Trail running in Portland (or, why urban planning rocks my socks)

I harbor this fantasy in life about living somewhere with trails and wilderness just outside my door. From my little cabin in the woods, I would step out and breathe fresh air, hear my resident varied thrush, and start running for miles on end, never setting foot on pavement, not hearing cars, just me and the trees, all from my back door.

When I was running yesterday, on the miles and miles and miles of trails in Forest Park, I realized that this fantasy — in some ways — isn’t so super far from my reality. I may hear the #2 bus on Division Street drive past our house when we have the windows open, or hear the late-night Division businesses dumping their glass bottles into the recycling between 10:20 and 10:40 every evening; the space surrounding our house may be paved urban jungle, but with 40 minutes of biking, I can actually feel like I’ve lost myself in the forest for minutes or hours on end.


(magical misty Forest Park trails, great in any weather:)


Recently I’ve been trying to keep up with my friend and adventure soulmate Marisa, who decided to run a trail marathon at the end of March. When I saw her around Christmas, she asked me to join her, and a few weeks ago I thought that maybe I should at least be running the long runs of her training schedule to make sure I can actually run that far. So, yesterday was supposed to be an 18-mile day, but with 19 miles I could make a much more elegant loop than 18, and thus it was that I set out from the Lower Macleay trailhead into Forest Park, ready to run for however long it took me to get back to where I started, 19 miles later.
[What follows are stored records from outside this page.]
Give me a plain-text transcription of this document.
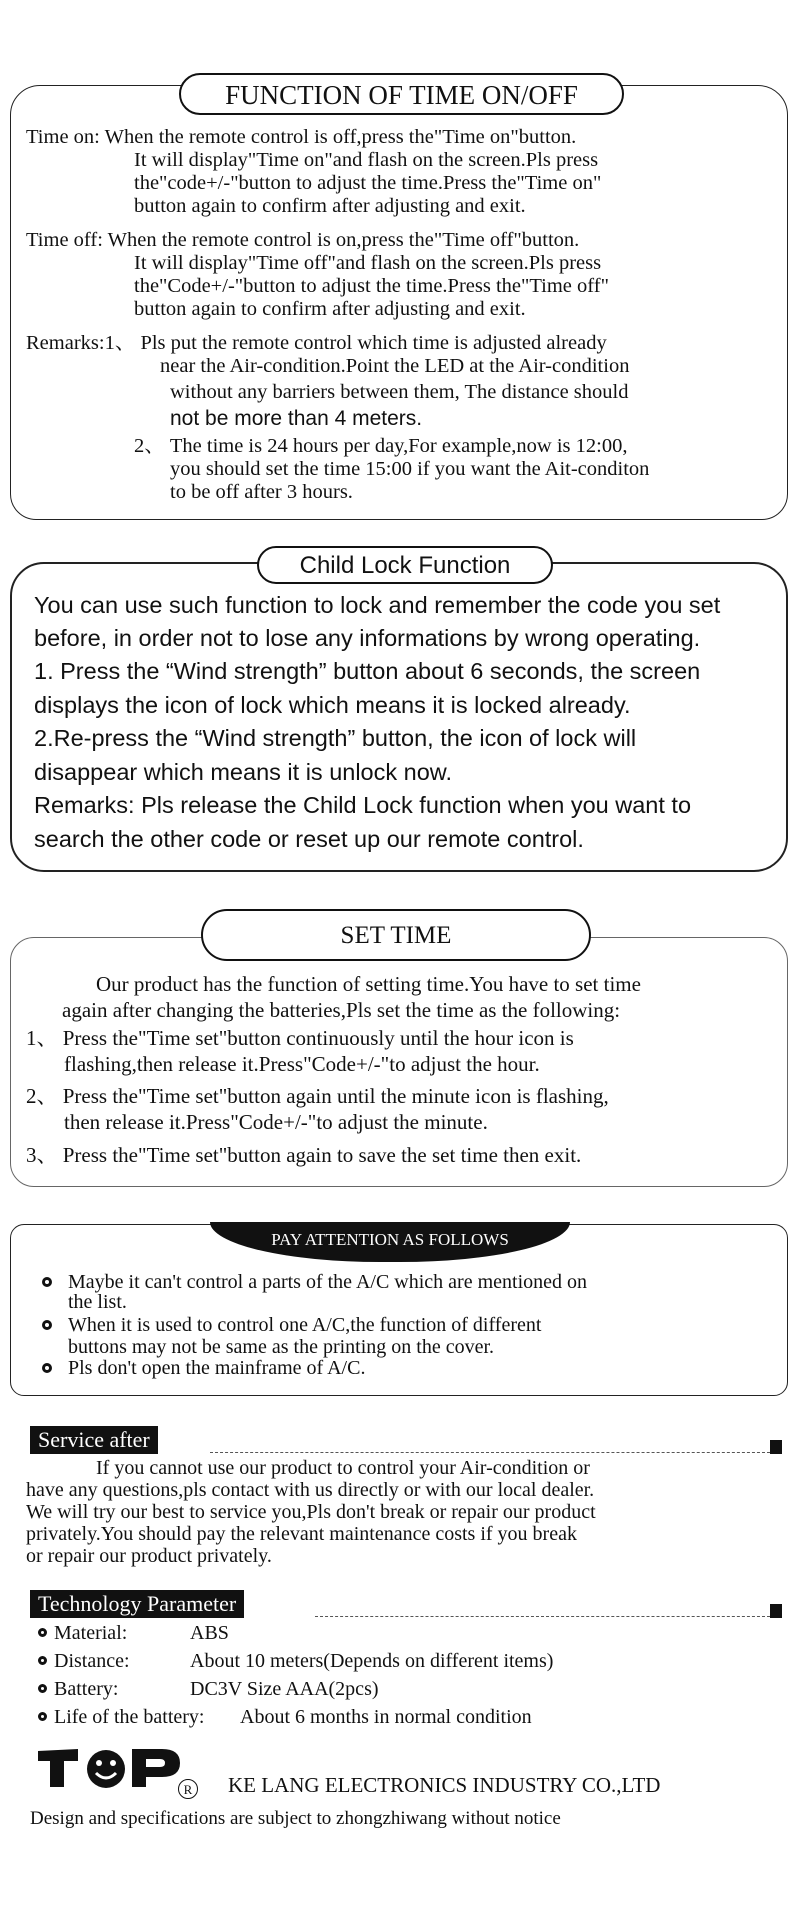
FUNCTION OF TIME ON/OFF
Time on: When the remote control is off,press the"Time on"button.
It will display"Time on"and flash on the screen.Pls press
the"code+/-"button to adjust the time.Press the"Time on"
button again to confirm after adjusting and exit.
Time off: When the remote control is on,press the"Time off"button.
It will display"Time off"and flash on the screen.Pls press
the"Code+/-"button to adjust the time.Press the"Time off"
button again to confirm after adjusting and exit.
Remarks:1、 Pls put the remote control which time is adjusted already
near the Air-condition.Point the LED at the Air-condition
without any barriers between them, The distance should
not be more than 4 meters.
2、 The time is 24 hours per day,For example,now is 12:00,
you should set the time 15:00 if you want the Ait-conditon
to be off after 3 hours.
Child Lock Function
You can use such function to lock and remember the code you set
before, in order not to lose any informations by wrong operating.
1. Press the “Wind strength” button about 6 seconds, the screen
displays the icon of lock which means it is locked already.
2.Re-press the “Wind strength” button, the icon of lock will
disappear which means it is unlock now.
Remarks: Pls release the Child Lock function when you want to
search the other code or reset up our remote control.
SET TIME
Our product has the function of setting time.You have to set time
again after changing the batteries,Pls set the time as the following:
1、 Press the"Time set"button continuously until the hour icon is
flashing,then release it.Press"Code+/-"to adjust the hour.
2、 Press the"Time set"button again until the minute icon is flashing,
then release it.Press"Code+/-"to adjust the minute.
3、 Press the"Time set"button again to save the set time then exit.
PAY ATTENTION AS FOLLOWS
Maybe it can't control a parts of the A/C which are mentioned on
the list.
When it is used to control one A/C,the function of different
buttons may not be same as the printing on the cover.
Pls don't open the mainframe of A/C.
Service after
If you cannot use our product to control your Air-condition or
have any questions,pls contact with us directly or with our local dealer.
We will try our best to service you,Pls don't break or repair our product
privately.You should pay the relevant maintenance costs if you break
or repair our product privately.
Technology Parameter
Material:	ABS
Distance:	About 10 meters(Depends on different items)
Battery:	DC3V Size AAA(2pcs)
Life of the battery: About 6 months in normal condition
R KE LANG ELECTRONICS INDUSTRY CO.,LTD
Design and specifications are subject to zhongzhiwang without notice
And as I was running — the ferns dusted with just a bit of snow from the night before, the park empty and quiet on a Monday morning — I realized I was so, so happy, and so grateful that this kind of thing exists so close to my house. Literally, it is possible to hop on my bike, pedal down and across the Willamette River (a lovely bike ride, much of it on bike paths), and 40 or so minutes later lock up and go for a 3.5-hour run. All on soft-surface trails, without even having to run on the same part of trail or make weird contorted loops around and around. Heck, I could run a whole 50k on the Wildwood Trail from start to finish without setting foot on the same part of ground more than once, and that’s only one of many trails in the park.


(Balch Creek is pretty full these days)


Parts of it, of course, like the stretch right from the Lower Macleay trailhead up Balch Creek, are super popular and full of people. But get just a few miles down the trail, and it’s like having the woods to yourself. And as I was running, I was so thankful to the Portland of the past that decided to preserve this huge chunk of land for recreation and habitat and urban wilderness. I know that not everything was this rosy, but I hope that we of the present can be as good to our future, can set aside things for more than just profit or development, as past Portland in this case was to us.


(this one’s not from Forest Park but from Silver Falls State Park, another excellent trail run that I biked to last weekend (I camped for that one, though;)


And speaking of past, present, and future. The last (and only) time I ran an official marathon was in 2006, I think, not too long after college. I was living in Lake Oswego and running mostly on pavement, though sometimes I would venture into Tryon Creek State Park (but since I was trying to keep track of my miles, I mostly ran things that I had previously biked and measured with my bike odometer, since I had one of those back then, which meant mostly pavement). What I remember most was feeling semi-injured most of the time, and dreading my long runs. This may not be an accurate reflection of the past, but that’s how I remember it now.

This time, I’ve been excited at how readily running seems to come. I wouldn’t call myself fast by any stretch of the imagination, and I don’t want to jinx myself here, but I jumped into Marisa’s long run schedule at 12 miles, and have since done 14, 16, and now 19-mile runs, and they’ve been downright pleasant. I’ve been excited to do them. And my joints have been so much happier with all the trails than with all the pavement.

So while I’ve been feeling thankful for baseline fitness that allows me to jump in on a 12-mile run fairly easily, I’ve also been feeling thankful for all the trail running potential so close to my house. And it’s been so refreshing to think of all the ways that my sort of untenable cabin-in-the-woods fantasy — untenable in no small part because it would be really hard not to have a car in most of those distant cabin scenarios, and I’m not really interested in that — anyway, I’ve been happy to think of all the ways that my cabin fantasy actually plays out in my urban world.